Yuya lo guardava senza comprendere.
“Cosa?”
“Gli hai detto che ti piace? Gli hai detto quanto lo desideri e che ogni volta che vieni a letto con me nella tua testa c’è solo lui?” lo spronò a confessare.
Era una cosa a cui aveva cercato di non pensare, Hikaru, ma aveva avuto sentore già da un po’ di come Takaki si assentasse quando stavano insieme e come il suo sguardo cambiasse espressione ogni volta che facevano sesso, ogni volta che lui lo possedeva con più forza e Yuya chiudeva gli occhi, non per il piacere che lui gli faceva provare, ma per non vederlo in viso, perché così era più facile immaginare di non essere con lui.
“Ti sbagli Hikaru, non è come pensi, queste sono tutte bugie, tutte congetture” si affrettò a spiegare il più grande e quel suo continuo negare l’evidenza mandò Hikaru fuori di testa.
Si alzò di scatto dal divano, salendogli cavalcioni sulle gambe, portandogli le mani al collo, facendo leggermente pressione.
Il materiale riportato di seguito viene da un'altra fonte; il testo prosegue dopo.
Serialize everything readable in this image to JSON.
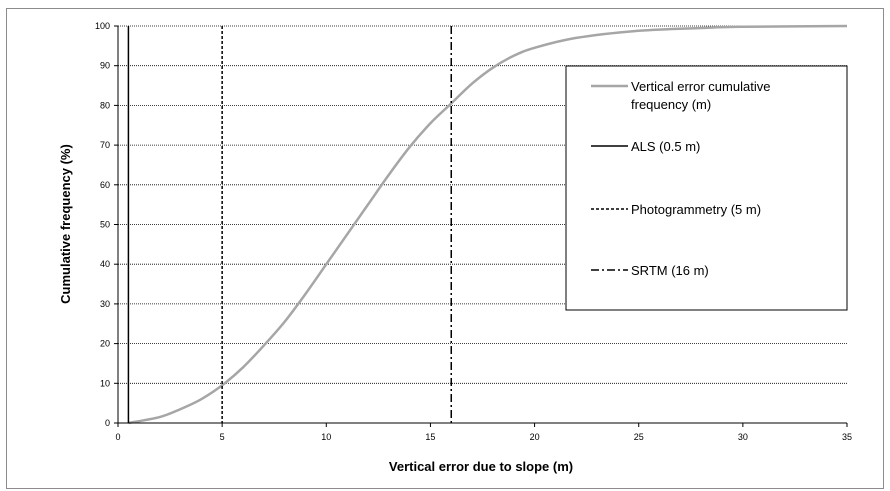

“Come puoi dirmi una cosa del genere?!” urlò. “Come puoi pensare che io ti creda, Takaki? L’ho visto, com’è! E questa doveva essere una prova, dovevamo pensare. E tu che hai fatto? Ti sei crogiolato nelle braccia di un altro, lo stesso per il quale io ti ho chiesto questa pausa. Lo stesso per il quale siamo qui adesso a urlarci in faccia!”
“Hikaru” lo implorò Yuya, con il fiato spezzato, portando le mani ai suoi polsi.
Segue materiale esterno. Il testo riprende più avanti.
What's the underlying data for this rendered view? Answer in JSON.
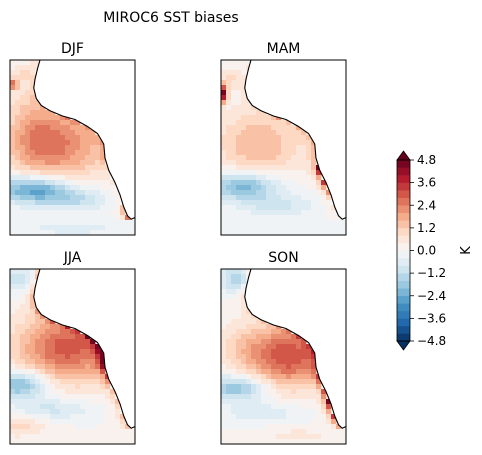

Yaotome lo lasciò, ma senza scendere dalle sue gambe, anzi, senza dargli il tempo di fare niente, si sollevò sulle ginocchia, slacciandosi i pantaloni e prendendo in mano il proprio sesso.
Yuya lo guardò con occhi sbarrati, mentre le mani di Hikaru correvano verso il suo bacino e con mosse veloci abbassarono i pantaloni.
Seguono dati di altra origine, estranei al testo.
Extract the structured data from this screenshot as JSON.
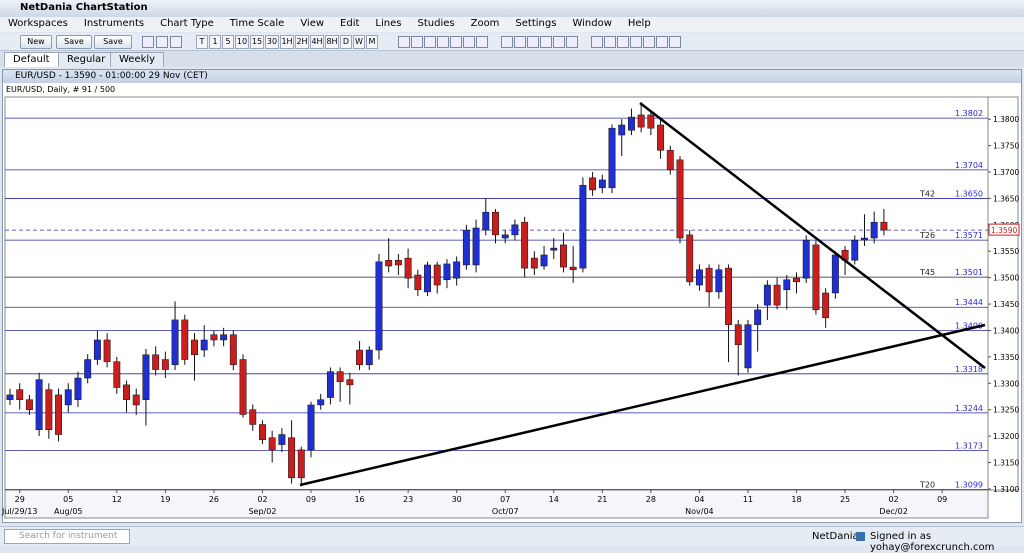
{
  "app_title": "NetDania ChartStation",
  "menu": [
    "Workspaces",
    "Instruments",
    "Chart Type",
    "Time Scale",
    "View",
    "Edit",
    "Lines",
    "Studies",
    "Zoom",
    "Settings",
    "Window",
    "Help"
  ],
  "file_buttons": [
    "New",
    "Save",
    "Save as..."
  ],
  "timescale_buttons": [
    "T",
    "1",
    "5",
    "10",
    "15",
    "30",
    "1H",
    "2H",
    "4H",
    "8H",
    "D",
    "W",
    "M"
  ],
  "tabs": [
    "Default",
    "Regular",
    "Weekly"
  ],
  "window_title": "EUR/USD - 1.3590 - 01:00:00  29 Nov (CET)",
  "status": {
    "search_placeholder": "Search for instrument",
    "brand": "NetDania",
    "signed_in": "Signed in as yohay@forexcrunch.com"
  },
  "chart_data": {
    "type": "candlestick",
    "title": "EUR/USD, Daily, # 91 / 500",
    "up_color": "#1f2fd0",
    "down_color": "#c81e1e",
    "ylim": [
      1.3098,
      1.3842
    ],
    "yticks": [
      {
        "value": 1.31,
        "label": "1.3100"
      },
      {
        "value": 1.315,
        "label": "1.3150"
      },
      {
        "value": 1.32,
        "label": "1.3200"
      },
      {
        "value": 1.325,
        "label": "1.3250"
      },
      {
        "value": 1.33,
        "label": "1.3300"
      },
      {
        "value": 1.335,
        "label": "1.3350"
      },
      {
        "value": 1.34,
        "label": "1.3400"
      },
      {
        "value": 1.345,
        "label": "1.3450"
      },
      {
        "value": 1.35,
        "label": "1.3500"
      },
      {
        "value": 1.355,
        "label": "1.3550"
      },
      {
        "value": 1.36,
        "label": "1.3600"
      },
      {
        "value": 1.365,
        "label": "1.3650"
      },
      {
        "value": 1.37,
        "label": "1.3700"
      },
      {
        "value": 1.375,
        "label": "1.3750"
      },
      {
        "value": 1.38,
        "label": "1.3800"
      }
    ],
    "grid": false,
    "xtick_labels": [
      "29",
      "05",
      "12",
      "19",
      "26",
      "02",
      "09",
      "16",
      "23",
      "30",
      "07",
      "14",
      "21",
      "28",
      "04",
      "11",
      "18",
      "25",
      "02",
      "09"
    ],
    "xtick_sublabels": [
      "Jul/29/13",
      "Aug/05",
      null,
      null,
      null,
      "Sep/02",
      null,
      null,
      null,
      null,
      "Oct/07",
      null,
      null,
      null,
      "Nov/04",
      null,
      null,
      null,
      "Dec/02",
      null
    ],
    "levels": [
      {
        "value": 1.3802,
        "label": "1.3802",
        "tag": null
      },
      {
        "value": 1.3704,
        "label": "1.3704",
        "tag": null
      },
      {
        "value": 1.365,
        "label": "1.3650",
        "tag": "T42"
      },
      {
        "value": 1.3571,
        "label": "1.3571",
        "tag": "T26"
      },
      {
        "value": 1.3501,
        "label": "1.3501",
        "tag": "T45"
      },
      {
        "value": 1.3444,
        "label": "1.3444",
        "tag": null
      },
      {
        "value": 1.34,
        "label": "1.3400",
        "tag": null
      },
      {
        "value": 1.3318,
        "label": "1.3318",
        "tag": null
      },
      {
        "value": 1.3244,
        "label": "1.3244",
        "tag": null
      },
      {
        "value": 1.3173,
        "label": "1.3173",
        "tag": null
      },
      {
        "value": 1.3099,
        "label": "1.3099",
        "tag": "T20"
      }
    ],
    "last_price": {
      "value": 1.359,
      "label": "1.3590"
    },
    "open": [
      1.3269,
      1.3288,
      1.3269,
      1.3212,
      1.3288,
      1.3278,
      1.3259,
      1.3269,
      1.331,
      1.3345,
      1.3382,
      1.3341,
      1.3297,
      1.3278,
      1.3269,
      1.3354,
      1.3345,
      1.3335,
      1.342,
      1.3382,
      1.3363,
      1.3392,
      1.3382,
      1.3392,
      1.3345,
      1.325,
      1.3222,
      1.3197,
      1.3184,
      1.3197,
      1.3174,
      1.3174,
      1.3259,
      1.3273,
      1.3322,
      1.3307,
      1.3363,
      1.3335,
      1.3363,
      1.3533,
      1.3533,
      1.3537,
      1.3505,
      1.3473,
      1.3524,
      1.3496,
      1.3499,
      1.3524,
      1.3524,
      1.359,
      1.3624,
      1.3575,
      1.3581,
      1.3605,
      1.3537,
      1.3522,
      1.3552,
      1.3562,
      1.352,
      1.3518,
      1.3689,
      1.367,
      1.367,
      1.377,
      1.3779,
      1.3808,
      1.3808,
      1.3789,
      1.3741,
      1.3723,
      1.3581,
      1.3486,
      1.3518,
      1.3473,
      1.3518,
      1.3411,
      1.3329,
      1.3411,
      1.3448,
      1.3486,
      1.3477,
      1.3499,
      1.3499,
      1.3562,
      1.3471,
      1.3471,
      1.3552,
      1.3533,
      1.3571,
      1.3575,
      1.3605
    ],
    "high": [
      1.329,
      1.33,
      1.3278,
      1.332,
      1.33,
      1.329,
      1.33,
      1.3322,
      1.3355,
      1.34,
      1.3395,
      1.335,
      1.3305,
      1.329,
      1.3365,
      1.337,
      1.336,
      1.3455,
      1.343,
      1.3395,
      1.341,
      1.34,
      1.3405,
      1.34,
      1.3355,
      1.326,
      1.323,
      1.321,
      1.3215,
      1.323,
      1.318,
      1.3265,
      1.328,
      1.333,
      1.333,
      1.332,
      1.338,
      1.337,
      1.3545,
      1.3575,
      1.3545,
      1.3555,
      1.3515,
      1.353,
      1.353,
      1.3535,
      1.354,
      1.36,
      1.361,
      1.365,
      1.363,
      1.359,
      1.361,
      1.3615,
      1.355,
      1.356,
      1.3575,
      1.3585,
      1.356,
      1.369,
      1.37,
      1.3695,
      1.379,
      1.38,
      1.382,
      1.3832,
      1.3815,
      1.38,
      1.375,
      1.373,
      1.359,
      1.3525,
      1.3525,
      1.3525,
      1.3525,
      1.342,
      1.342,
      1.345,
      1.3495,
      1.35,
      1.3505,
      1.351,
      1.358,
      1.357,
      1.348,
      1.355,
      1.356,
      1.358,
      1.362,
      1.3625,
      1.363
    ],
    "low": [
      1.3259,
      1.325,
      1.324,
      1.32,
      1.3195,
      1.319,
      1.3245,
      1.3255,
      1.33,
      1.3335,
      1.333,
      1.328,
      1.3245,
      1.324,
      1.322,
      1.3315,
      1.331,
      1.3325,
      1.3335,
      1.3305,
      1.335,
      1.337,
      1.337,
      1.3325,
      1.3235,
      1.321,
      1.3185,
      1.315,
      1.317,
      1.311,
      1.3105,
      1.316,
      1.325,
      1.326,
      1.3265,
      1.326,
      1.3325,
      1.3325,
      1.3345,
      1.351,
      1.3505,
      1.348,
      1.3465,
      1.3465,
      1.347,
      1.348,
      1.3485,
      1.3515,
      1.351,
      1.358,
      1.3565,
      1.3565,
      1.357,
      1.35,
      1.3505,
      1.3515,
      1.3535,
      1.351,
      1.349,
      1.351,
      1.3655,
      1.366,
      1.366,
      1.373,
      1.377,
      1.3775,
      1.377,
      1.3725,
      1.3695,
      1.3565,
      1.3485,
      1.3475,
      1.3445,
      1.346,
      1.334,
      1.3315,
      1.332,
      1.336,
      1.342,
      1.344,
      1.344,
      1.347,
      1.349,
      1.343,
      1.3405,
      1.346,
      1.3505,
      1.3525,
      1.356,
      1.3565,
      1.358
    ],
    "close": [
      1.3278,
      1.3269,
      1.325,
      1.3307,
      1.3212,
      1.3203,
      1.3288,
      1.331,
      1.3345,
      1.3382,
      1.3341,
      1.3292,
      1.3269,
      1.3259,
      1.3354,
      1.3326,
      1.3326,
      1.342,
      1.3345,
      1.3354,
      1.3382,
      1.3382,
      1.3392,
      1.3335,
      1.3241,
      1.3222,
      1.3193,
      1.3174,
      1.3203,
      1.3121,
      1.3121,
      1.3259,
      1.3269,
      1.3322,
      1.3303,
      1.3297,
      1.3335,
      1.3363,
      1.353,
      1.3522,
      1.3524,
      1.3499,
      1.3477,
      1.3524,
      1.3486,
      1.3526,
      1.353,
      1.359,
      1.3594,
      1.3624,
      1.3581,
      1.3581,
      1.36,
      1.3518,
      1.3518,
      1.3543,
      1.3556,
      1.352,
      1.3515,
      1.3675,
      1.3666,
      1.3685,
      1.3783,
      1.3789,
      1.3804,
      1.3785,
      1.3783,
      1.3741,
      1.3704,
      1.3575,
      1.3492,
      1.3515,
      1.3473,
      1.3515,
      1.3411,
      1.3373,
      1.3411,
      1.3439,
      1.3486,
      1.3448,
      1.3496,
      1.3492,
      1.3571,
      1.3439,
      1.3424,
      1.3543,
      1.3533,
      1.3571,
      1.3575,
      1.3605,
      1.359
    ]
  }
}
“Hikka, fermati. Ragiona!” lo implorò, spaventato.
“No, sono stanco di ragionare. Ho ragionato fin troppo e, adesso, sarà il caso che lo faccia anche tu. È ora che ti renda conto di una cosa Takaki, tu sei mio e non mi piace assolutamente che mi si prenda in giro in questo modo.”
“Hikaru, fermati! Non voglio!” gridò Yuya, cercando di allontanare quelle mani da sé, ma fermato dalla forza rabbiosa dell’altro che, ormai senza controllo, aveva iniziato ad accarezzarlo.
“Sai da quanto tempo non faccio sesso, Takaki?” domandò retorico. “Troppo” ammise. “Perché io, come un perfetto imbecille, sono rimasto ad aspettarti, pensando che anche tu, come me, ti stessi riordinando le idee” rise in modo isterico. “Ma quanto mi sbagliavo, vero? E chissà tu cosa facevi, cosa ti facevi fare da quelle piccole, sudice, mani. Hai goduto mentre lui ti toccava e te lo scopavi?”
“Hikaru” lo supplicò.
“No, sta zitto!” ordinò, afferrandogli il polso, graffiandolo con le unghie portando il palmo contro la sua erezione, chiudendogli le dita intorno.
“Toccami, Takaki” ordinò. “Toccami” gridò imperioso, mentre lo costringeva a stringersi su di lui e iniziava a muovergli la mano su di sé, mentre a sua volta lo toccava, con forza, violento quasi, lasciava scorrere i polpastrelli sulla sua carne, costringendo il suo corpo a reagire a quelle attenzioni.
“Vedo che ti piace il modo in cui ti tocco. Allora non ti sono poi così indifferente eh, Yuuyan?” lo provocò, mentre rallentava il ritmo sul suo sesso e quello della propria mano che stringeva quella del più grande, diminuendo la stretta, ma facendo in modo che il suo palmo restasse su di lui. Si muoveva, come gli piaceva sentirlo, costringeva il palmo della mano di Yuya a scivolare su di sé dall’alto verso il basso, facendosi stringere, mentre con l’altra mano continuava a darsi piacere.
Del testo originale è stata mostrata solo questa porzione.